Re: [Squeak-VMdev] Fw: Q: Lowest level VM changes

[David P. R. <dp...@re...>]

The only reason to do compiler changes might be to reorder code to increase 
the likelihood that you'd stay in the "math mode" for a long time. This is 
like compilers try to reorder code to get maximum benefit from the CPU 
pipeline and registers by moving loads earlier and stores later within 
basic blocks.

The generic strategy of an alternative interpreter that handles certain 
streams of operations optimistically and then backs up to retry with the 
standard one benefits most when there is a really fast really common 
case.   Integer calculations also would benefit, by the way, from also 
avoiding checks to see if the intermediates are bigger than 
small  integers, and so you could get very effective integer loops.

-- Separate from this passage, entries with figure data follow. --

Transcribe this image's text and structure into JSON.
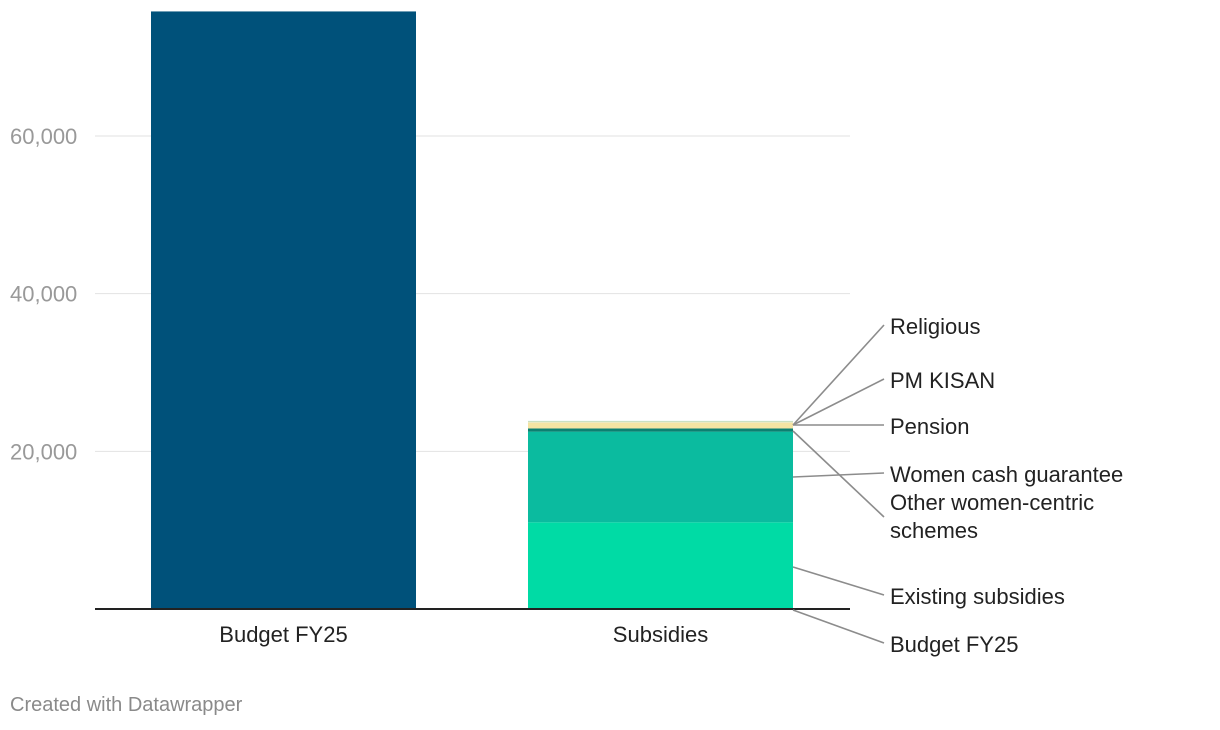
{
  "chart_data": {
    "type": "bar",
    "stacked": true,
    "categories": [
      "Budget FY25",
      "Subsidies"
    ],
    "ylim": [
      0,
      75000
    ],
    "yticks": [
      20000,
      40000,
      60000
    ],
    "ytick_labels": [
      "20,000",
      "40,000",
      "60,000"
    ],
    "grid": true,
    "series": [
      {
        "name": "Budget FY25",
        "color": "#00517a",
        "values": [
          75800,
          0
        ]
      },
      {
        "name": "Existing subsidies",
        "color": "#00dba5",
        "values": [
          0,
          11000
        ]
      },
      {
        "name": "Other women-centric schemes",
        "color": "#0bbb9f",
        "values": [
          0,
          11500
        ]
      },
      {
        "name": "Women cash guarantee",
        "color": "#0d7f70",
        "values": [
          0,
          400
        ]
      },
      {
        "name": "Pension",
        "color": "#f4e4a3",
        "values": [
          0,
          700
        ]
      },
      {
        "name": "PM KISAN",
        "color": "#ece8c0",
        "values": [
          0,
          200
        ]
      },
      {
        "name": "Religious",
        "color": "#a8d9c4",
        "values": [
          0,
          60
        ]
      }
    ],
    "segment_labels": [
      {
        "text": "Religious",
        "series": "Religious"
      },
      {
        "text": "PM KISAN",
        "series": "PM KISAN"
      },
      {
        "text": "Pension",
        "series": "Pension"
      },
      {
        "text": "Women cash guarantee",
        "series": "Women cash guarantee"
      },
      {
        "lines": [
          "Other women-centric",
          "schemes"
        ],
        "series": "Other women-centric schemes"
      },
      {
        "text": "Existing subsidies",
        "series": "Existing subsidies"
      },
      {
        "text": "Budget FY25",
        "series": "Budget FY25"
      }
    ]
  },
  "footer": {
    "credit": "Created with Datawrapper"
  }
}
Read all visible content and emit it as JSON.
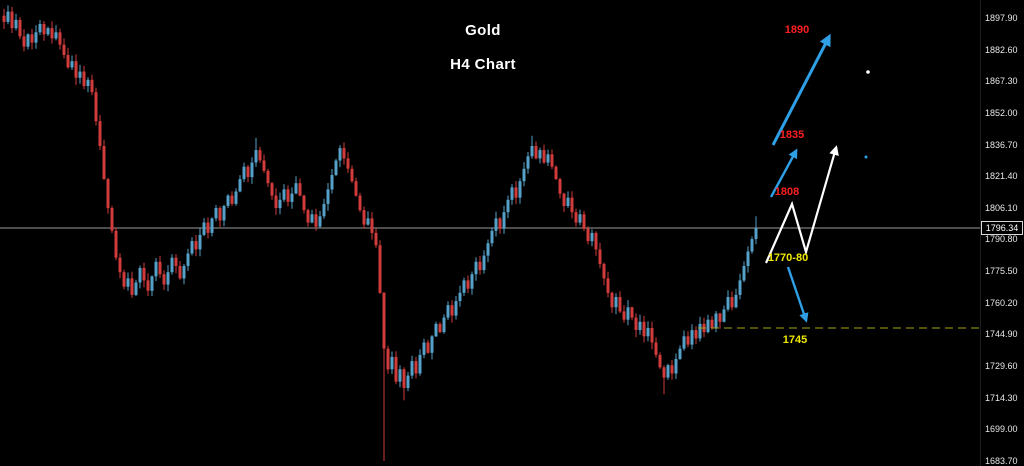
{
  "title": {
    "line1": "Gold",
    "line2": "H4 Chart"
  },
  "chart_data": {
    "type": "candlestick",
    "symbol": "Gold",
    "timeframe": "H4",
    "current_price": 1796.34,
    "support_dashed_level": 1748,
    "y_axis": {
      "price_step": 15.3,
      "labels": [
        1897.9,
        1882.6,
        1867.3,
        1852.0,
        1836.7,
        1821.4,
        1806.1,
        1790.8,
        1775.5,
        1760.2,
        1744.9,
        1729.6,
        1714.3,
        1699.0,
        1683.7
      ]
    },
    "key_levels": {
      "upper_target": 1890,
      "mid_target": 1835,
      "breakout_level": 1808,
      "support_zone": "1770-80",
      "lower_target": 1745
    },
    "candle_closes": [
      1896,
      1901,
      1893,
      1897,
      1889,
      1884,
      1890,
      1886,
      1891,
      1895,
      1890,
      1893,
      1888,
      1891,
      1885,
      1880,
      1874,
      1877,
      1869,
      1872,
      1865,
      1868,
      1862,
      1848,
      1836,
      1820,
      1806,
      1795,
      1782,
      1775,
      1768,
      1772,
      1764,
      1770,
      1777,
      1771,
      1766,
      1773,
      1780,
      1774,
      1769,
      1775,
      1782,
      1778,
      1772,
      1778,
      1784,
      1790,
      1786,
      1793,
      1799,
      1794,
      1801,
      1806,
      1800,
      1807,
      1812,
      1808,
      1814,
      1820,
      1826,
      1821,
      1828,
      1834,
      1829,
      1824,
      1818,
      1812,
      1806,
      1810,
      1815,
      1809,
      1813,
      1818,
      1812,
      1805,
      1799,
      1803,
      1797,
      1802,
      1808,
      1815,
      1822,
      1829,
      1835,
      1830,
      1825,
      1819,
      1812,
      1805,
      1798,
      1801,
      1794,
      1788,
      1765,
      1738,
      1728,
      1734,
      1722,
      1728,
      1719,
      1725,
      1732,
      1726,
      1735,
      1741,
      1736,
      1744,
      1750,
      1746,
      1753,
      1759,
      1754,
      1761,
      1765,
      1771,
      1767,
      1774,
      1780,
      1776,
      1783,
      1789,
      1795,
      1801,
      1796,
      1804,
      1810,
      1816,
      1811,
      1819,
      1825,
      1831,
      1836,
      1830,
      1834,
      1828,
      1832,
      1826,
      1820,
      1813,
      1807,
      1811,
      1804,
      1799,
      1803,
      1796,
      1790,
      1794,
      1786,
      1779,
      1772,
      1765,
      1758,
      1763,
      1756,
      1752,
      1758,
      1753,
      1747,
      1751,
      1744,
      1748,
      1741,
      1735,
      1729,
      1724,
      1730,
      1726,
      1733,
      1738,
      1744,
      1740,
      1747,
      1743,
      1750,
      1746,
      1752,
      1748,
      1755,
      1751,
      1757,
      1763,
      1758,
      1764,
      1771,
      1778,
      1785,
      1791,
      1796.3
    ],
    "wick_overrides": {
      "1": {
        "high": 1904
      },
      "63": {
        "high": 1840
      },
      "95": {
        "low": 1683.7
      },
      "100": {
        "low": 1713
      },
      "132": {
        "high": 1841
      },
      "165": {
        "low": 1716
      },
      "188": {
        "high": 1802
      }
    },
    "colors": {
      "background": "#000000",
      "candle_up": "#55a1c9",
      "candle_down": "#d23b3b",
      "current_price_line": "#9a9a9a",
      "dashed_support_line": "#a3a31c",
      "target_text_red": "#ff1f1f",
      "zone_text_yellow": "#f0e800",
      "arrow_blue": "#2f9fe6",
      "arrow_white": "#ffffff",
      "axis_text": "#e8e8e8"
    }
  },
  "annotations": {
    "resistance_targets": [
      "1890",
      "1835",
      "1808"
    ],
    "support_zone_label": "1770-80",
    "support_target_label": "1745"
  }
}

At 11:44 AM 4/7/2004, Ian Piumarta wrote:
>On 07 Apr 2004, at 17:21, Andreas Raab wrote:
>
>>From: "David P. Reed" <dp...@re...>
>>
>>>Prbably the biggest other win would be around making it much more
>>efficient
>>>to use floating point (which we do in tea-times as well as in the 3D
>>>stuff).   Since floats are put on the heap, it might be worth looking at
>>>the techniques we used in MACLISP interpretation to put intermediate
>>floats
>>>in a "number stack" that was much more efficiently allocated and freed
>>>(allocate = push onto the temporary number stack).   Coupled with
>>compiling
>>>sequences of math operations and tests into a "math mode" byte code stream
>>>that checks types on the inputs and then just runs a different byte code
>>>interpreter without any further type checking, this could speed up math a
>>>lot.   It's a kind of  optimistic or speculative execution concept.
>
>I think you could do this implicitly, at least for the special arithmetic 
>selectors.
>
>Dispatch bytecodes through a pointer to the bytecode table (identical to 
>what gnuification generates for the inner loop at present anyway) and on 
>creation of a float result push it onto the float stack and switch the 
>dispatch pointer to the "floating bytecode set".  Arithmetic selectors 
>continue to manipulate the float set until something non-arithmetic comes 
>along, triggering a pop and box of the float stack onto the regular stack 
>and a switch back to the regular dispatch pointer before continuing with 
>whatever bytecode we're up to.
>
>No compiler changes needed.
>
>Anton Ertl did something related (but different) in his vmgen, where 
>parallel bytecode sets are used to represent the state of caching the 
>topmost stack value in a register.
>
>With a little work this could maybe even be made to look fairly pretty in 
>the source (with the parallel implementations generated automagically of 
>the same source methods with compile-time conditionalised sections) and 
>extended to work for SIs too (or even matrices if they were every to 
>become a primitive type known to the arithmetic selectors directly).
>
>(Of course, the right solution is to generate and execute in native code 
>and do minimal dataflow analysis and method splitting to keep everything 
>unboxed and in registers as much as possible.  But I digress...)
>
>Cheers,
>Ian
>